Several motivations drive the study of sensor evolution. One is to understand the mechanisms that drive the creation of sensors
exploiting information sources in such a large variety of ways; this aspect has intimate connections with questions of evolvability. The
second is to develop agents that can adapt themselves with a higher degree of flexibility to their environment. Thirdly, there are strong indications that understanding the acquisition of sensory information can provide deep and far-reaching insights into role and mechanisms of intelligent information processing and of embodiment.

Aims of the Tutorial

In this tutorial the audience will be introduced to the general topic of sensor evolution. The interface role that sensors in the
interaction between agents and environment will be discussed and different views of the sensor concept will be developed.

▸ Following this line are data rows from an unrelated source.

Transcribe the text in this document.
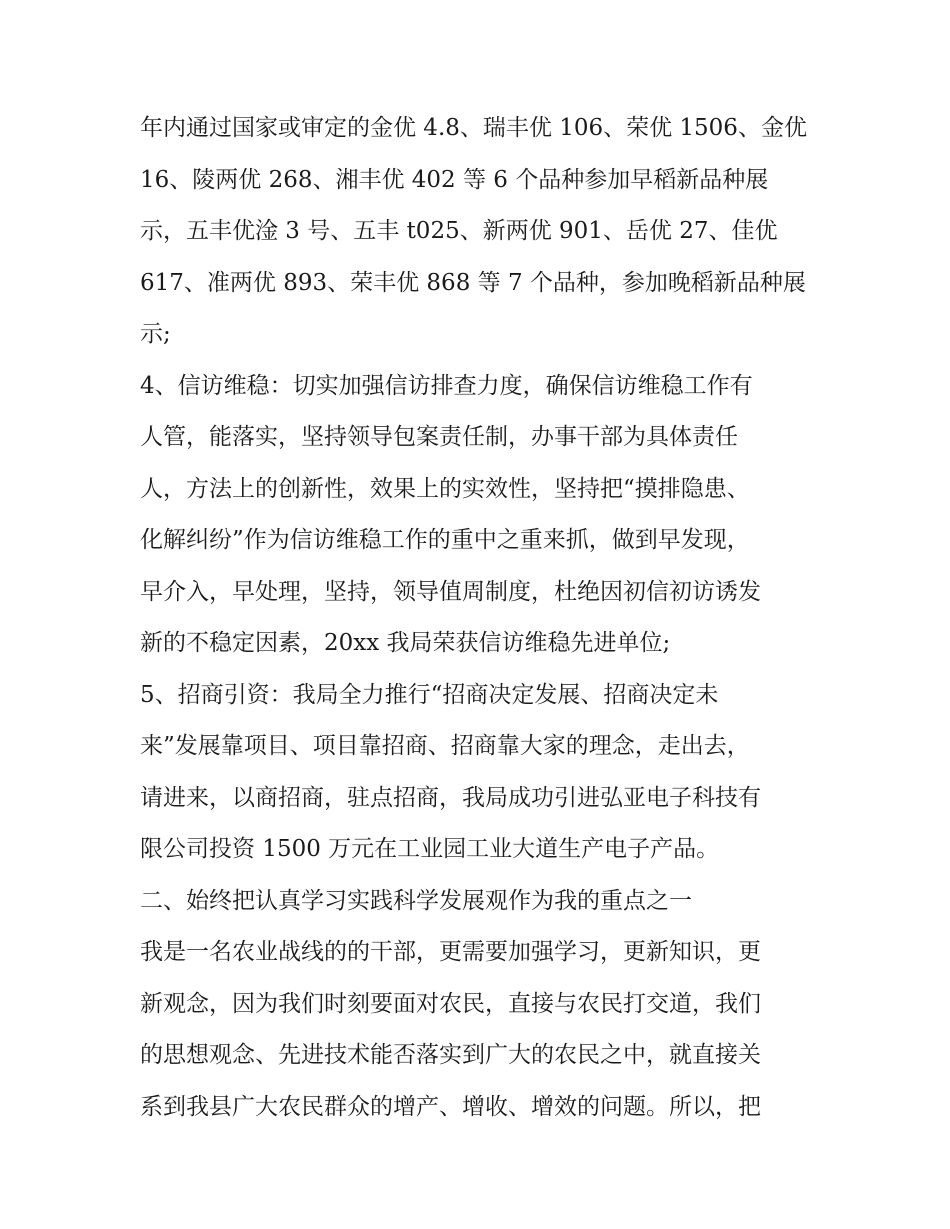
年内通过国家或审定的金优 4.8、瑞丰优 106、荣优 1506、金优
16、陵两优 268、湘丰优 402 等 6 个品种参加早稻新品种展
示，五丰优淦 3 号、五丰 t025、新两优 901、岳优 27、佳优
617、准两优 893、荣丰优 868 等 7 个品种，参加晚稻新品种展
示;
4、信访维稳：切实加强信访排查力度，确保信访维稳工作有
人管，能落实，坚持领导包案责任制，办事干部为具体责任
人，方法上的创新性，效果上的实效性，坚持把“摸排隐患、
化解纠纷”作为信访维稳工作的重中之重来抓，做到早发现，
早介入，早处理，坚持，领导值周制度，杜绝因初信初访诱发
新的不稳定因素，20xx 我局荣获信访维稳先进单位;
5、招商引资：我局全力推行“招商决定发展、招商决定未
来”发展靠项目、项目靠招商、招商靠大家的理念，走出去，
请进来，以商招商，驻点招商，我局成功引进弘亚电子科技有
限公司投资 1500 万元在工业园工业大道生产电子产品。
二、始终把认真学习实践科学发展观作为我的重点之一
我是一名农业战线的的干部，更需要加强学习，更新知识，更
新观念，因为我们时刻要面对农民，直接与农民打交道，我们
的思想观念、先进技术能否落实到广大的农民之中，就直接关
系到我县广大农民群众的增产、增收、增效的问题。所以，把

An overview over sensors evolved in nature and the role of different types of mechanisms of evolvability; we will devote special attention to several particularly intriguing examples of sensor development to illustrate the spectrum of phenomena. Focusing on sensory information processing we will stress and discuss the tight connection between sensor evolution and that of information processing (e.g. neural) systems. This tutorial strives to give the audience insights into the scope, the philosophy, the models, and the methods of sensor evolution research as well as the implications the study of sensor evolution has for other fields in Artificial Life, Biology and Robotics.

Target Audience

The targeted audience includes a broad range of people, in particular, people interested in: general evolutionary mechanisms for sensor development, also with respect to perspectives for hardware evolution; general questions of (embodiment) evolution and evolvability; fundamental questions of information processing in embodied action-perception loops and its role for modelling life-like systems.